In a sequence that plays with quiet pain, Amina attempts to prostitute herself to raise funds for her daughter, soliciting the market proprietor who so brazenly accosted her earlier in the film. His rejection of the transaction is a humiliation for Amina.

Continuing director Mahamat-Saleh Haroun’s interest in counterpoints and varied dynamics, this is soon followed by one of the film’s simplest, most joyous moments; Amina and Maria dancing together to the sound of the radio outside their working class home. It’s an important seeming moment of contrast; acknowledging that a life – even a hard life – is no one thing. Joys and sadness often abut one another.

Collisions of old and new also abound in a film that presents Chad as a country torn between tenses. In many ways it is becoming a modern, developed country. On a surface level, Haroun paints it handsomely, with a scope that often flies in the face of western assumptions of African culture and infrastructure. A nighttime pool party scene could have come straight from Los Angeles or Dubai.

Simultaneously, Haroun allows moments that marvel at the specificities of Chad’s natural beauty. Lingui, the Sacred Bonds pauses for a moment to take in the tranquil vivaciousness of a shaded lagoon… only to interrupt it with the discovery of a suicide attempt. Point and counterpoint create a kind of friction within the film; a restlessness that speaks of more widespread indignation.
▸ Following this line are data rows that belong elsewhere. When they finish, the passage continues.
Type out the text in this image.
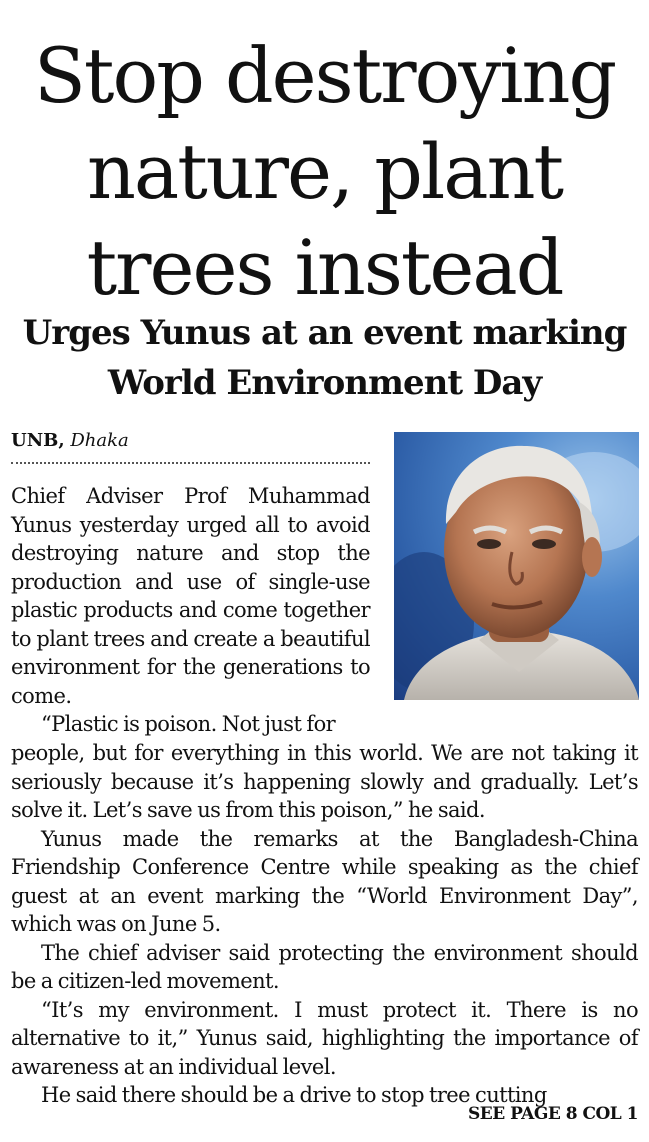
Stop destroying
nature, plant
trees instead
Urges Yunus at an event marking
World Environment Day
UNB, Dhaka

Chief Adviser Prof Muhammad Yunus yesterday urged all to avoid destroying nature and stop the production and use of single-use plastic products and come together to plant trees and create a beautiful environment for the generations to come.

“Plastic is poison. Not just for

people, but for everything in this world. We are not taking it seriously because it’s happening slowly and gradually. Let’s solve it. Let’s save us from this poison,” he said.

Yunus made the remarks at the Bangladesh-China Friendship Conference Centre while speaking as the chief guest at an event marking the “World Environment Day”, which was on June 5.

The chief adviser said protecting the environment should be a citizen-led movement.

“It’s my environment. I must protect it. There is no alternative to it,” Yunus said, highlighting the importance of awareness at an individual level.

He said there should be a drive to stop tree cutting

SEE PAGE 8 COL 1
Colour is of great value in the film, from the kimono robes and headscarves that are traditional modes of dress, to the slabs of colour that make up the brightly painted walls of homes and businesses. The vibrancy of Chad is not in question. What Lingui, the Sacred Bones examines is what’s going on behind those walls, inside those homes, beneath those kimonos. A late confessional reveals that this has been a film about an act of violence never seen. It is only after this that violence spills into the foreground; a far more insidious culture within a culture.

Arriving to stream in the UK via MUBI on (appropriately) International Women’s Day, an underplayed moment of charity and solidarity between women is among the film’s most touching.